The sweet irony of La Dolce Vita is that a film that packs so much zest and energy in juxtaposing decadence and religious faith has at its core the most passive of protagonists. Marcello is a shell of a man, a Pinocchio waiting for his Blue Fairy to rouse him to life. He is a puppet being led in one direction by his spiritual ache, in another by his desires. Marcello covers the arrival of Sylvia (Anita Ekberg), an American actress, to Rome. He follows her to the top of St. Peter’s, down into the night clubs, through the side streets of Rome, desperately trying to keep up with her ever-changing whims, including wading knee-deep into the waters of the Trevi Fountain, only to have the spell broken when the fountain waters stop running. Another exhausted dawn has come up, and The Woman, the ideal he hopes will fill his void, failed to materialize in the Barbie doll-like simplicity of Sylvia. Lacking in moral direction, Marcello will always be at the mercy of Rome, the mistress that seduces and punishes, Marcellos’ private femme fatale. Before that Marcello meets up with Maddalena (Anouk Aimee), a promiscuous and wealthy high-society beauty. Does Marcello think he’ll find his redemption by saving her? We never know, since he follows her around Rome with the same fascination that he’ll follow Sylvia with. He seems enraptured with her waif-like weariness, the mystery she creates by wearing shades at night, and indoors (to cover a black eye.) They drive around Rome, pick up a prostitute and drive back to her subterranean apartment.

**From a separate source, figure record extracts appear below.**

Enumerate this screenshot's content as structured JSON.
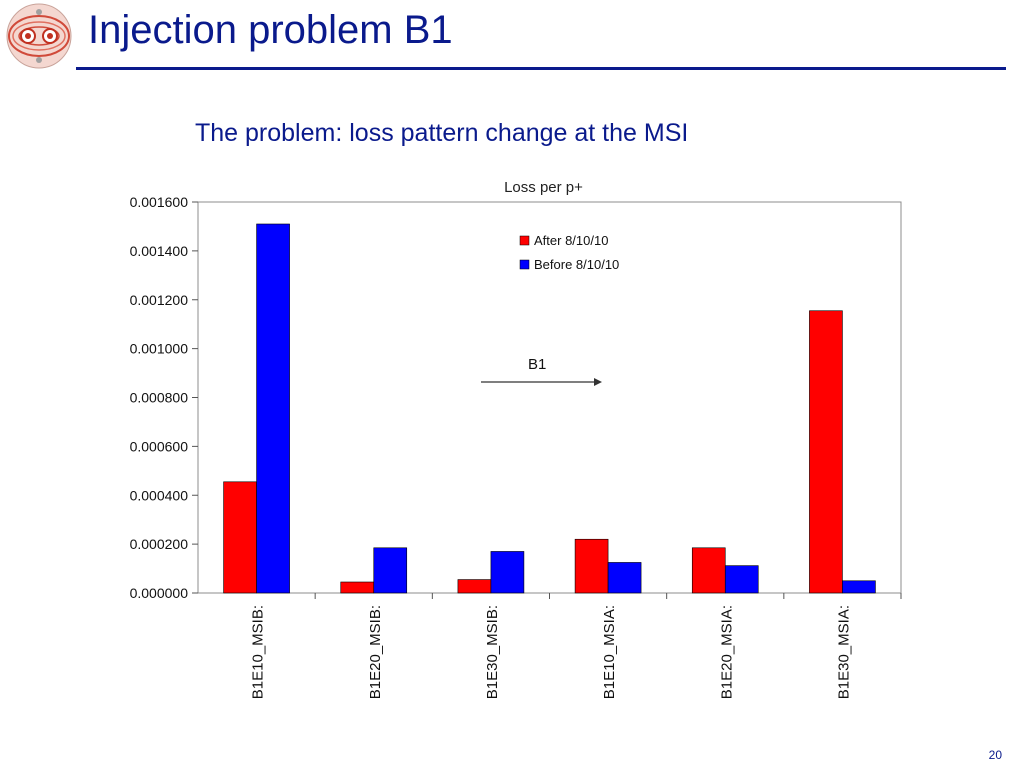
{
  "slide": {
    "title": "Injection problem B1",
    "subtitle": "The problem: loss pattern change at the MSI",
    "page_number": "20"
  },
  "chart_data": {
    "type": "bar",
    "title": "Loss per p+",
    "categories": [
      "B1E10_MSIB:",
      "B1E20_MSIB:",
      "B1E30_MSIB:",
      "B1E10_MSIA:",
      "B1E20_MSIA:",
      "B1E30_MSIA:"
    ],
    "series": [
      {
        "name": "After 8/10/10",
        "color": "#ff0000",
        "values": [
          0.000455,
          4.5e-05,
          5.5e-05,
          0.00022,
          0.000185,
          0.001155
        ]
      },
      {
        "name": "Before 8/10/10",
        "color": "#0000ff",
        "values": [
          0.00151,
          0.000185,
          0.00017,
          0.000125,
          0.000112,
          5e-05
        ]
      }
    ],
    "ylim": [
      0,
      0.0016
    ],
    "yticks": [
      "0.000000",
      "0.000200",
      "0.000400",
      "0.000600",
      "0.000800",
      "0.001000",
      "0.001200",
      "0.001400",
      "0.001600"
    ],
    "grid": false,
    "legend_position": "top-right",
    "annotation": {
      "text": "B1",
      "arrow": "right"
    }
  }
}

Maddalena talks, he listens, they lounge around the prostitute’s bed. Not even the prostitute knows what to make of this protracted verbal foreplay. (She just wants to get on with business or be rewarded for her time, making her one of the few sensible people in the film.) Another dawn comes up, and money changes hands, but whatever Marcello was hoping for hasn’t happened. Marcello is the world-weary private eye, a Philip Marlowe-like shamus flat footing it through Rome, searching for the virgin that doesn’t exist, a private dick either unwilling or unable to look in the hardest place of all, inside.

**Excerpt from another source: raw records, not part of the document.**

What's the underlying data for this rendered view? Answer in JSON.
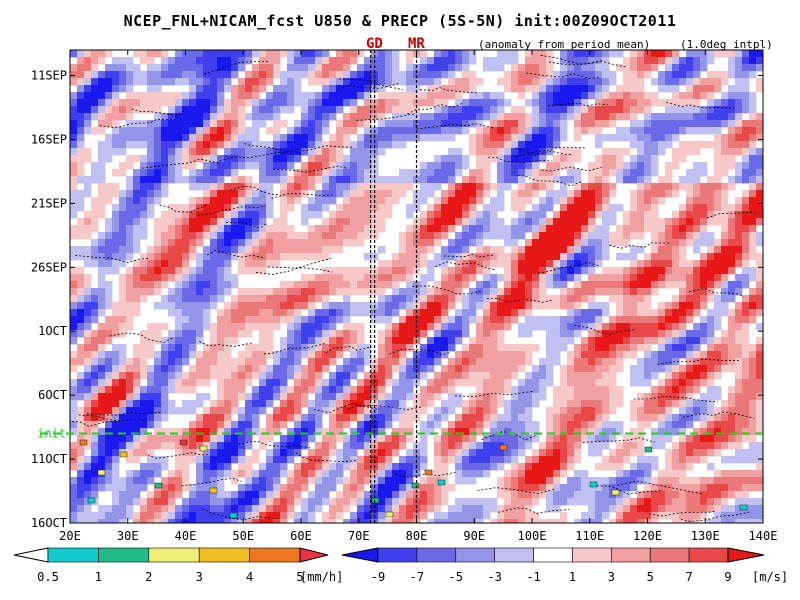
{
  "chart_data": {
    "type": "heatmap",
    "title": "NCEP_FNL+NICAM_fcst U850 & PRECP (5S-5N) init:00Z09OCT2011",
    "subtitle": "(anomaly from period mean)",
    "note": "(1.0deg intpl)",
    "x_ticks": [
      "20E",
      "30E",
      "40E",
      "50E",
      "60E",
      "70E",
      "80E",
      "90E",
      "100E",
      "110E",
      "120E",
      "130E",
      "140E"
    ],
    "x_values": [
      20,
      30,
      40,
      50,
      60,
      70,
      80,
      90,
      100,
      110,
      120,
      130,
      140
    ],
    "xlim": [
      20,
      140
    ],
    "y_ticks": [
      "11SEP",
      "16SEP",
      "21SEP",
      "26SEP",
      "1OCT",
      "6OCT",
      "11OCT",
      "16OCT"
    ],
    "y_days": [
      0,
      5,
      10,
      15,
      20,
      25,
      30,
      35
    ],
    "ylim_days": [
      -2,
      35
    ],
    "init_label": "init",
    "init_day": 28,
    "markers": [
      {
        "label": "GD",
        "lon": 72.4
      },
      {
        "label": "MR",
        "lon": 80.0
      }
    ],
    "u850_colorbar": {
      "levels": [
        "-9",
        "-7",
        "-5",
        "-3",
        "-1",
        "1",
        "3",
        "5",
        "7",
        "9"
      ],
      "unit": "[m/s]",
      "colors": [
        "#1a1aee",
        "#4040ee",
        "#6a6ae8",
        "#9494e8",
        "#c0c0f2",
        "#ffffff",
        "#f6c8c8",
        "#f0a0a0",
        "#ea7878",
        "#e84848",
        "#e81818"
      ]
    },
    "precp_colorbar": {
      "levels": [
        "0.5",
        "1",
        "2",
        "3",
        "4",
        "5"
      ],
      "unit": "[mm/h]",
      "colors": [
        "#ffffff",
        "#11cccc",
        "#22bb88",
        "#eeee77",
        "#f0c020",
        "#ee7722",
        "#ee3344"
      ]
    }
  }
}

Instead he travels to the countryside to cover the alleged sighting of the Virgin, and again he is led on a wild chase by a woman as the children see the Virgin, first over here, then over there. Anywhere they look, apparently, the same way the devout see the Virgin Mary in a storefront glass, or a pancake. Marcello chases after the children, being chased in turn by the lame and the blind, leading a parade of hopefuls for The Woman that can heal their private pains. And another dawn comes up, and Marcello leaves, his squint getting deeper, his desperation greater. Rome may be superficially pious and spiritually bankrupt, but it’s capable of embracing both Dionysian and Apollonian aspects of itself. The ones caught at either end of this high-low emotional divide will always be in internal turmoil, like Steiner (Alain Cuny.) When we first see him, he embodies everything Marcello wants (thinks he wants.) Steiner sits in his high chair, surrounded by books of art, presiding over a gaggle of poets and philosophers with fatherly benevolence, with beautiful, well-mannered children, and a lovely, good-tempered wife. Peace radiates from this home, so much so that after visiting Steiner Marcello goes to the country with his typewriter to work on that novel he’s been putting off.
The next time we see Steiner, well, we don’t even see him. We hear from the police that Steiner shot his wife and children before turning the gun on itself. We don’t need to see the carnage. To know that such assured serenity hid an existential angst even greater than Marcello’s is shocking enough to drive Marcello into a final, frenzied, desperate orgy of partying. And at dawn Marcello and his cohorts trudge out of the beach house, physically spent and emotionally depleted. The waitress from Umbria makes typing motions across the way at Marcello, but he can’t understand her, and turns away. We’ve come full circle, and Marcello is now permanently one with the aging playboys and the second-rate movie stars and fading aristocrats he writes about. Marcello’s indecision caused Rome to decide for him. His sentence is the sweet life, and like passive man that he is, he accepts it.